Everyone has limitations when it comes to facilities, budgets, and so forth, but this is an area where we are going to urge our readers to take notice of and think about the impacts of seemingly small choices in power efficiency.
I had no idea fans used that much power. I’d say this is the best power article I’ve seen in a long time.
Wow that’s amazing. That’s the whole “if it completes faster then it’s more efficient” argument, but it’s cool. Do those accelerators work for SpecINT and SpecFP?
I’ll be sending this out.
Nice analysis
It’s surprising that the market hasn’t moved to a combined UPS+PSU per rack format and basically connect individual servers with just a 12V connector. Efficiency wise that would be a far bigger delta than the bump in 80Plus rating on a single PSU, as well as creating more space in a chassis and reducing cooling needs in a single unit.
U need pretty damn big amount of copper. 4 AWG for average server, and of your rack has 10+ nodes…
This is physics, 99% sure it is already have been calculated.
On the amount of copper I doubt this is a big impact on a full rack in terms of cost compared to 10+ PSUs (if anything it’ll be cheaper and reduce maintenance as well). As you’re in low voltage you can just use bus bars with the PSU+UPS in the middle. To my knowledge AWS Outposts already have this design.

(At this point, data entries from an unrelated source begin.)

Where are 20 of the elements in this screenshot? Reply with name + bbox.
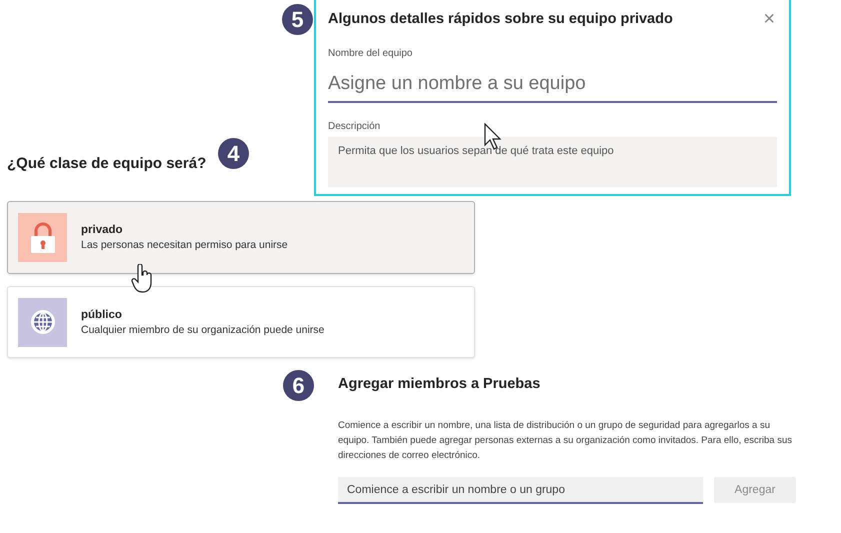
option-title: privado bbox=[81, 224, 124, 236]
description-field[interactable]: Permita que los usuarios sepan de qué trata este equipo bbox=[328, 137, 777, 187]
globe-icon bbox=[30, 309, 56, 335]
padlock-icon bbox=[30, 222, 56, 254]
option-description: Las personas necesitan permiso para unirse bbox=[81, 239, 288, 251]
section-title: Agregar miembros a Pruebas bbox=[338, 376, 542, 392]
option-description: Cualquier miembro de su organización puede unirse bbox=[81, 324, 324, 336]
close-button[interactable]: × bbox=[761, 10, 777, 28]
step-badge: 6 bbox=[283, 370, 314, 401]
instructions-text: Comience a escribir un nombre, una lista de distribución o un grupo de seguridad para agregarlos a su equipo. También puede agregar personas externas a su organización como invitados. Para ello, escriba sus direcciones de correo electrónico. bbox=[338, 419, 793, 463]
option-title: público bbox=[81, 308, 123, 320]
team-type-option[interactable]: público Cualquier miembro de su organización puede unirse bbox=[7, 286, 475, 358]
step-badge: 5 bbox=[282, 4, 313, 35]
dialog-title: Algunos detalles rápidos sobre su equipo privado bbox=[328, 11, 673, 27]
step-badge: 4 bbox=[218, 138, 249, 169]
section-heading: ¿Qué clase de equipo será? bbox=[7, 155, 208, 172]
member-search-field[interactable]: Comience a escribir un nombre o un grupo bbox=[338, 477, 703, 504]
field-label: Descripción bbox=[328, 121, 382, 132]
team-type-option[interactable]: privado Las personas necesitan permiso para unirse bbox=[7, 201, 475, 274]
field-label: Nombre del equipo bbox=[328, 48, 414, 59]
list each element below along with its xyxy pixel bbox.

We saw about the same as you. We did the change-out to 80+Ti psus and 2U and we got around a 3% lower monthly power for the new racks.
I know that’s not your exact number but it’s in your range so I’d say what you found is bingo.
Going to 12 VDC would definitely introduce a lot of extra cost (significantly more metal), lost space due to all the thicker cables/bus bars, higher current circuit breakers, etc. and to top it all off you still get a drop in efficiency that comes any time you lower the voltage regardless of AC or DC. Then you still need a power supply anyway to convert the 12 V into the other voltages used inside each machine, and what’s the efficiency of that? This is why power to our homes is delivered at 240 V (even in the US) and power distribution begins at 11 kV and goes up from there. The higher the voltage the more efficient, and conversely the lower the voltage the more loss, for both AC and DC.
But DC is more efficient at the same voltage as AC and this is why there is a move towards powering equipment off 400 VDC. You can find a lot of stuff online about data centers running off 400 VDC, and new IEC connectors have been designed that can cope with the electrical arc you get when disconnecting DC power under load. For example normal switch-mode power supplies found in computers and servers will happily run off at least 110 to 250 VDC without modification, but if you disconnect the power cable under load, the arc that forms will start melting the metal contacts in the power socket and cable. I believe the usual IEC power plugs can only handle around 10 disconnects at these DC voltages before the contacts are damaged to the point they can no longer work. Hence the need to design DC-compatible replacements that can last much longer.
The advantage of using mains voltage DC also means the cable size remains the same, so you don’t need to allocate more space to busbars or larger sized cables. You do need to use DC-rated switchgear, which does add some expense. But your UPS suddenly just becomes a large number of batteries, no inverter needed, so I suspect there is a point at which a 400 V DC data center becomes more economical than an AC one.